At the mention of blood, Ricardo’s mouth watered. A hunger woke in him, like a creature writhing in his belly. Each time Diego said the word, his vision clouded. He shook himself to remain focused on the hills before them.

“I know how it is with you,” Diego said. “We all went through this.”

“Though the rest of us were perhaps not so holy to start with.” Again they laughed, like young men riding to a night of revelry. That was what they looked like, what anyone who saw them would think. Not that anyone would see them out here. That was the point, to feed on as much blood as they wished without notice. A land of riches. Diego had not lied.

“It’s eating away inside me,” Ricardo said under his breath.

“The blood will still that,” said Rafael. “The blood will keep you sane.”

“Ironic,” Ricardo said. “That you must become a monster to keep from going mad.”

“Ha. I never thought of it like that,” Diego said.

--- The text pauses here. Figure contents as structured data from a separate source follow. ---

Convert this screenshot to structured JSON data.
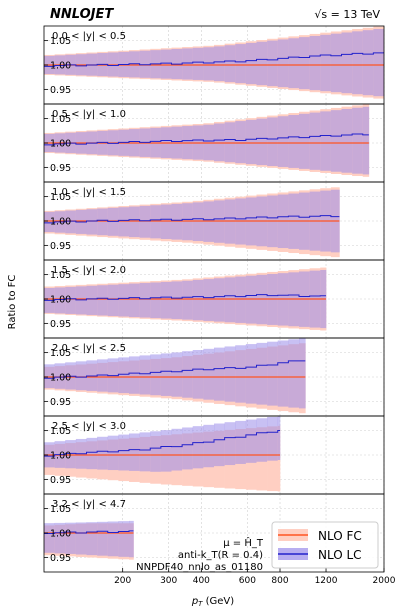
{
  "header": {
    "logo": "NNLOJET",
    "energy": "√s = 13 TeV"
  },
  "colors": {
    "fc_band": "#ffcfc2",
    "fc_line": "#ff5522",
    "lc_band": "#9a8cea",
    "lc_line": "#2222cc",
    "frame": "#000000",
    "grid": "#d0d0d0"
  },
  "chart_data": {
    "type": "area",
    "xlabel_main": "p",
    "xlabel_sub": "T",
    "xlabel_unit": " (GeV)",
    "ylabel": "Ratio to FC",
    "x_scale": "log",
    "xlim": [
      100,
      2000
    ],
    "ylim": [
      0.92,
      1.08
    ],
    "x_ticks": [
      200,
      300,
      400,
      600,
      800,
      1200,
      2000
    ],
    "x_tick_labels": [
      "200",
      "300",
      "400",
      "600",
      "800",
      "1200",
      "2000"
    ],
    "y_ticks": [
      0.95,
      1.0,
      1.05
    ],
    "y_tick_labels": [
      "0.95",
      "1.00",
      "1.05"
    ],
    "legend": {
      "position": "bottom-right",
      "entries": [
        "NLO FC",
        "NLO LC"
      ]
    },
    "annotations": [
      "μ = Ĥ_T",
      "anti-k_T(R = 0.4)",
      "NNPDF40_nnlo_as_01180"
    ],
    "panels": [
      {
        "label": "0.0 < |y| < 0.5",
        "x_start": 100,
        "x_end": 2000,
        "fc_band_lo": [
          0.98,
          0.965,
          0.93
        ],
        "fc_band_hi": [
          1.02,
          1.04,
          1.08
        ],
        "lc_band_lo": [
          0.982,
          0.968,
          0.935
        ],
        "lc_band_hi": [
          1.018,
          1.037,
          1.075
        ],
        "lc_ratio": [
          0.998,
          1.0,
          1.003,
          1.008,
          1.018,
          1.025
        ]
      },
      {
        "label": "0.5 < |y| < 1.0",
        "x_start": 100,
        "x_end": 1750,
        "fc_band_lo": [
          0.98,
          0.962,
          0.93
        ],
        "fc_band_hi": [
          1.02,
          1.04,
          1.08
        ],
        "lc_band_lo": [
          0.982,
          0.965,
          0.935
        ],
        "lc_band_hi": [
          1.018,
          1.037,
          1.075
        ],
        "lc_ratio": [
          0.997,
          1.0,
          1.004,
          1.006,
          1.012,
          1.018
        ]
      },
      {
        "label": "1.0 < |y| < 1.5",
        "x_start": 100,
        "x_end": 1350,
        "fc_band_lo": [
          0.975,
          0.955,
          0.925
        ],
        "fc_band_hi": [
          1.02,
          1.04,
          1.07
        ],
        "lc_band_lo": [
          0.978,
          0.96,
          0.935
        ],
        "lc_band_hi": [
          1.018,
          1.037,
          1.065
        ],
        "lc_ratio": [
          0.997,
          1.0,
          1.002,
          1.004,
          1.008,
          1.01
        ]
      },
      {
        "label": "1.5 < |y| < 2.0",
        "x_start": 100,
        "x_end": 1200,
        "fc_band_lo": [
          0.97,
          0.955,
          0.935
        ],
        "fc_band_hi": [
          1.025,
          1.04,
          1.065
        ],
        "lc_band_lo": [
          0.972,
          0.958,
          0.94
        ],
        "lc_band_hi": [
          1.022,
          1.037,
          1.06
        ],
        "lc_ratio": [
          0.998,
          1.0,
          1.002,
          1.004,
          1.008,
          1.005
        ]
      },
      {
        "label": "2.0 < |y| < 2.5",
        "x_start": 100,
        "x_end": 1000,
        "fc_band_lo": [
          0.975,
          0.955,
          0.925
        ],
        "fc_band_hi": [
          1.02,
          1.04,
          1.07
        ],
        "lc_band_lo": [
          0.978,
          0.96,
          0.935
        ],
        "lc_band_hi": [
          1.025,
          1.05,
          1.08
        ],
        "lc_ratio": [
          0.998,
          1.002,
          1.008,
          1.015,
          1.02,
          1.035
        ]
      },
      {
        "label": "2.5 < |y| < 3.0",
        "x_start": 100,
        "x_end": 800,
        "fc_band_lo": [
          0.96,
          0.94,
          0.925
        ],
        "fc_band_hi": [
          1.02,
          1.04,
          1.06
        ],
        "lc_band_lo": [
          0.975,
          0.965,
          0.99
        ],
        "lc_band_hi": [
          1.025,
          1.05,
          1.08
        ],
        "lc_ratio": [
          0.998,
          1.005,
          1.01,
          1.02,
          1.035,
          1.05
        ]
      },
      {
        "label": "3.2 < |y| < 4.7",
        "x_start": 100,
        "x_end": 220,
        "fc_band_lo": [
          0.955,
          0.95,
          0.945
        ],
        "fc_band_hi": [
          1.015,
          1.02,
          1.02
        ],
        "lc_band_lo": [
          0.96,
          0.955,
          0.95
        ],
        "lc_band_hi": [
          1.02,
          1.022,
          1.025
        ],
        "lc_ratio": [
          1.0,
          1.0,
          1.001,
          1.002,
          1.002,
          1.003
        ]
      }
    ]
  }
}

He is already mad, Ricardo thought.

They rode for hours. They could not go far—half the night, he thought. Then they must go back, to take shelter before dawn. He could feel the night slipping away in his bones. It was the same part of him that now called out for blood.

Rafael said, “The villages nearby know of us. They go to the hills to hide, but we find them. Look toward the hills, take the air into your lungs. You can sense them, can’t you?”

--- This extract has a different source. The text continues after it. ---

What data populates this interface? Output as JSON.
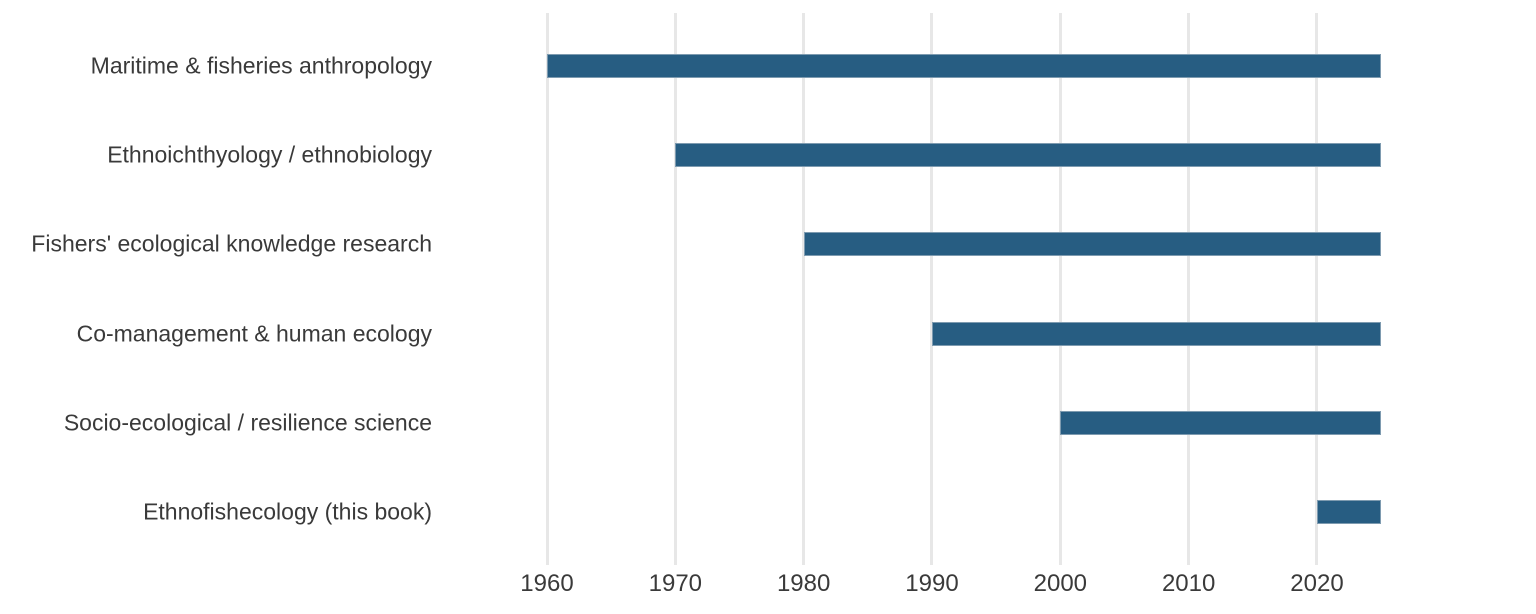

The air smelled of dust, heat, sunlight that had baked into the land during the day and now rose into the chill of night, lost in the darkness. The breeze spoke of emptiness, of a vast plain where nothing larger than coyotes lived. When he turned toward the hills, though, he smelled something else. The warmth had a different flavor to it: life.

When they brought him the child, he had known what was there before he saw it. He could feel its life in the currents of the air; sense its heartbeat sending out ripples, like a stone tossed into a body of still water. A live person made a different mark on the world than one of these demons.

“Our kind are drawn to them, like iron to a lodestone,” Diego said. “We cannot live without taking in the human blood we have lost. We are the wolves to their sheep.”

“And now you hunt. Like wolves,” said Ricardo.

“Yes. It’s good sport.”

“It’s a thousand childhood nightmares come to life.”

“More than that, even. Come on!”

He spurred his horse. Kicking dirt behind them, the other four followed.

It was just as Diego said: a hunt. The leader sent two of the caballeros to ascend the hill from a different direction. They flushed the villagers from their hiding places, where they lived in caves and lean-tos. Like animals, Ricardo could not help but think. Easier to hunt them, then, when one did not think of them as human. It was like facing the native tribes with Coronado all over again. The imbalance in strength between the two parties was laughable.